In this age of E.R., Grey’s Anatomy and the celebrity physician, it’s almost underwhelming that respect for other people would be one of the main things Zeschuk and Muzyka took from their years as doctors. I half expected to hear about the influence advanced surgical techniques had had on conversation trees. It was only by stepping back to survey their entire catalogue that I realized many of BioWare’s games are united by a profound sense of empathy.
“Our studio’s original mission statement was to deliver the best story-driven games and through that process to engage the world, to engage all our players emotionally in our games,” says Muzyka. Whether it was the narrative breakthroughs offered by Mass Effect or the ever-present morality systems that originated with Baldur’s Gate, these games are notable for the great lengths to which they go to emotionally invest the player in the experience. To produce games like this, deeply affecting pieces of entertainment, requires a vision well beyond the collective of overgrown adolescents that often characterize the industry at large. It demands the influence of two individuals who have had the opportunity to relate to people in a fundamentally personal way.
Muzyka and Zeschuk’s experiences in the medical field have carried over into their roles as business leaders as well. Zeschuk says that, like videogame development, “medicine is a team endeavor.” Ray also points out that crucial to both professions was “recognizing you may not know everything, but that it’s okay, you just ask for help.” Ray attributes part of BioWare’s initial success to accepting this reality from the outset. “With our first two titles no one had ever made a videogame before. We just assumed, ‘We don’t know what we’re doing, but we’re going to figure it out and try to make a great game.'”
Their medical careers also serve to keep the rigors of the game industry in perspective. “The challenges you face developing videogames aren’t life threatening like some of the medical stuff you do. So it really makes some of those game challenges seem a lot less dangerous,” says Zeschuk. There is a similar phrase that seems to have spread over much of the working world: “We’re not saving lives, it’s just [insert profession of choice]” has become a limp platitude used after stupid but forgivable mistakes. But to hear the idea confirmed by a doctor, who has lately become a leader in a particularly vital business, lends it some weight and significance. For Muzyka and Zeschuk, the process of developing a videogame is akin to practicing medicine in that they are both processes larger than one doctor’s abilities or one designer’s talent. “[Medicine] shows you how important all the stakeholders in a process are” says Muzyka.
Listening to Zeschuk and Muzyka discuss the videogames they have been playing (a list that encompasses most of the major releases from the past six months), I was struck by their overwhelming sense of confidence in the identity of BioWare. Instead of delivering a diatribe on the failings of other games, they talked about game after game that had impressed and inspired them, from Metal Gear Solid 4 to the browser RTS LEGO Mars Mission – CrystAlien Conflict. They’re keenly aware of the line between influence and imitation – BioWare’s projects will always remain in that same pantheon of games that Muzyka and Zeschuk currently enjoy.

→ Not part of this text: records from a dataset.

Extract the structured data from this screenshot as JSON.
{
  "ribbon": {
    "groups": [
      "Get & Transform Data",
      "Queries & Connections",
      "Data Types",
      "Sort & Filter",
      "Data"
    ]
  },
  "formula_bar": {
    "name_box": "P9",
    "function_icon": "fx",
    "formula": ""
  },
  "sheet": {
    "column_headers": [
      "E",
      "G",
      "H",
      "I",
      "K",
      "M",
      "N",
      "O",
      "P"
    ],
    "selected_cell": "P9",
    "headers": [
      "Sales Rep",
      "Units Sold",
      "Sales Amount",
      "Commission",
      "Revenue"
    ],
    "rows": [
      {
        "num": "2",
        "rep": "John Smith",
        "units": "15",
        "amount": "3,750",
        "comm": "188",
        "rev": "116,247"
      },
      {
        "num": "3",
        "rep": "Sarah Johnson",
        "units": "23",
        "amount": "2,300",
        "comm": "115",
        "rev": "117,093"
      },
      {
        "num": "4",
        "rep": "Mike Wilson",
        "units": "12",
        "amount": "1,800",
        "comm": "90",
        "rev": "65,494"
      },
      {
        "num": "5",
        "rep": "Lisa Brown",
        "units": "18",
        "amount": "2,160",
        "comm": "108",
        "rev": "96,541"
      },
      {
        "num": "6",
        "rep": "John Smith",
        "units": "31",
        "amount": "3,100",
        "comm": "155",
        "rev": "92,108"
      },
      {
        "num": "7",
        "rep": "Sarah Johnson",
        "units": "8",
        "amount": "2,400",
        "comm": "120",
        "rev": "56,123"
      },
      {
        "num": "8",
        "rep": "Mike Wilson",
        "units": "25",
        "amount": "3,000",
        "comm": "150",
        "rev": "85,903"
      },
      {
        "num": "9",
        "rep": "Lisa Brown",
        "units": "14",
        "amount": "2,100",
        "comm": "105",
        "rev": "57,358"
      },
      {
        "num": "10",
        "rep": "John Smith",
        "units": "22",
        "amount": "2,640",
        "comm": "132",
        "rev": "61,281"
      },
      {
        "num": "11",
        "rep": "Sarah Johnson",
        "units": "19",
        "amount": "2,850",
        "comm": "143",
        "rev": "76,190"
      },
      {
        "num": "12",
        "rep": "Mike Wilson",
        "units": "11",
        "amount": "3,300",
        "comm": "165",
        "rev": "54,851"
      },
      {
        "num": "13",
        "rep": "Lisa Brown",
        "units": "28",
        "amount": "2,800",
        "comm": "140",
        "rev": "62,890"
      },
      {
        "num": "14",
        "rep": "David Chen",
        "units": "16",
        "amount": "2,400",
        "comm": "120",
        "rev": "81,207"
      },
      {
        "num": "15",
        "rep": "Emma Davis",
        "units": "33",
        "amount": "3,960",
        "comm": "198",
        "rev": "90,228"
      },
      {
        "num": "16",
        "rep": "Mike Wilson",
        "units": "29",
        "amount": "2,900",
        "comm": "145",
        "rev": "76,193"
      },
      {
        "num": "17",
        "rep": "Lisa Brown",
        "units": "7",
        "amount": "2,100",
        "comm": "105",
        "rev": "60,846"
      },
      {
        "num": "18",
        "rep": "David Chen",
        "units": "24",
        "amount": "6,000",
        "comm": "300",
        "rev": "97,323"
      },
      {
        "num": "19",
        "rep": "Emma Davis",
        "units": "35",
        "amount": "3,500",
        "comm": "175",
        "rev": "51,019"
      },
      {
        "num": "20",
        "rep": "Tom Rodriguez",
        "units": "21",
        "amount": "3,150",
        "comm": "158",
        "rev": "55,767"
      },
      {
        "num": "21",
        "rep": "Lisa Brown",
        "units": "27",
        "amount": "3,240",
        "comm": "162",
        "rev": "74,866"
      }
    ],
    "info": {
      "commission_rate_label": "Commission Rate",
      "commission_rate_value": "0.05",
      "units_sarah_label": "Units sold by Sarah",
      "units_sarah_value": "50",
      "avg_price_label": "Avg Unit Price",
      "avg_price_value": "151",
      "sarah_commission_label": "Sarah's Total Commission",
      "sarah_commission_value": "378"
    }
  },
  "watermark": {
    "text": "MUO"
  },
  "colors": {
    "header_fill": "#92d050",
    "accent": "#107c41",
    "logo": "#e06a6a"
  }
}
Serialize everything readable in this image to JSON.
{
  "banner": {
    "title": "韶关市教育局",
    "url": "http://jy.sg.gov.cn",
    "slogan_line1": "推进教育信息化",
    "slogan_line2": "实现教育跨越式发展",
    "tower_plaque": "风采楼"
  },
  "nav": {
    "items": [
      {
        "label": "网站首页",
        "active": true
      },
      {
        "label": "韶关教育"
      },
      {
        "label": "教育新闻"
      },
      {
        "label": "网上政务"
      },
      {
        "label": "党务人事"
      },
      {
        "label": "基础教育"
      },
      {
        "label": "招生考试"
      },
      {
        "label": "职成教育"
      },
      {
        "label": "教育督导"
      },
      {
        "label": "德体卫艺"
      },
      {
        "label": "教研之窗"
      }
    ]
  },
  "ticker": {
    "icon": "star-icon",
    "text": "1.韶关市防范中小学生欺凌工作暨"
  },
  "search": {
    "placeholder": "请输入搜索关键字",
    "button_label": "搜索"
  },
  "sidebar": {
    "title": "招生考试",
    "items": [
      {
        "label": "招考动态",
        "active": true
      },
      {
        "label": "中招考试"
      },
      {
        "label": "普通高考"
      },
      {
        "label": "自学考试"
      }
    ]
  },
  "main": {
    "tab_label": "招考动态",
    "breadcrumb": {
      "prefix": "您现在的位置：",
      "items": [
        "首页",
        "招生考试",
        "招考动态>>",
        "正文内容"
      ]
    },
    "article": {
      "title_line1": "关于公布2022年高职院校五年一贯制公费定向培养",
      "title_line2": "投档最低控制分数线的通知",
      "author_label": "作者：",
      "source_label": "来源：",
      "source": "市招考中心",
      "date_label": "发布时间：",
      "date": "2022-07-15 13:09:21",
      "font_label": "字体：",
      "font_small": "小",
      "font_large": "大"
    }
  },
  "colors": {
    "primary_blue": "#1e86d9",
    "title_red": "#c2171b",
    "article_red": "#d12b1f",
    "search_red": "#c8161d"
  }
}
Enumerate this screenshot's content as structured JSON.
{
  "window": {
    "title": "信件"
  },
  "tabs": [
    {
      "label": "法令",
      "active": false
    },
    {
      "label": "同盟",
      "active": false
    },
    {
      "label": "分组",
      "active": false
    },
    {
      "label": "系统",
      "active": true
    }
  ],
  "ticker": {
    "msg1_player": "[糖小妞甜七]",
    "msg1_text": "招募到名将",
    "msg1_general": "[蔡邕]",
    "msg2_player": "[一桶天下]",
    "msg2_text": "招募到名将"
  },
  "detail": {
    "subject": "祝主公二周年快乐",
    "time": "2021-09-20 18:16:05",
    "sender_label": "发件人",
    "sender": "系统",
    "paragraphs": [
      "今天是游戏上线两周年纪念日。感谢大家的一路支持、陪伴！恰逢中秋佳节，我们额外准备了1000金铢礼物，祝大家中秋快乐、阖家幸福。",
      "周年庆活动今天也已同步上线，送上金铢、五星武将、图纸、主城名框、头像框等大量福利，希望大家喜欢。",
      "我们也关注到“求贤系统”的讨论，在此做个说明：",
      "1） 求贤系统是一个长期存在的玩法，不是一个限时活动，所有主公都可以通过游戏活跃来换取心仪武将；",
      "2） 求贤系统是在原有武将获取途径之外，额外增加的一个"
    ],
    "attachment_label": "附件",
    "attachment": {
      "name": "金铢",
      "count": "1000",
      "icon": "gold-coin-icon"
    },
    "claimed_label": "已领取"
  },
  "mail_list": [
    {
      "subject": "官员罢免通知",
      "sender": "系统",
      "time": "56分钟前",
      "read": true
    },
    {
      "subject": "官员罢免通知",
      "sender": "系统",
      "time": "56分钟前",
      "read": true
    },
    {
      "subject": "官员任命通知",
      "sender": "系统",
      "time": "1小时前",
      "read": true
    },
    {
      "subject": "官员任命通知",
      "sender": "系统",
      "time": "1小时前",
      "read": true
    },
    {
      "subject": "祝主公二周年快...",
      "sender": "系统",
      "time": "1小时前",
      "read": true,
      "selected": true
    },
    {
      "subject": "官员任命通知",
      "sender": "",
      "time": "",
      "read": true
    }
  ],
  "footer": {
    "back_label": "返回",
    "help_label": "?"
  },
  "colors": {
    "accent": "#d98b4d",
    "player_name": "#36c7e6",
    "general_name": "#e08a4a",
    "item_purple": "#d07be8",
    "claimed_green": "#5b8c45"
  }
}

For Muzyka and Zeschuk, individual accomplishments or particular influences for a game take a backseat to the collaborative nature of their craft. BioWare has grown far beyond their two personalities. It has developed a perspective that stays solely focused on the games while avoiding myopia and tunnel vision – an outlook with an obvious clarity that their games reflect. It’s fueled by purpose and commitment and tempered with empathy. The same traits people expect to find in the very best physicians.
Tom Endo hopes to one day visit the West Edmonton Mall and eat a Cinnabon. He’ll also visit BioWare, if they’ll have him.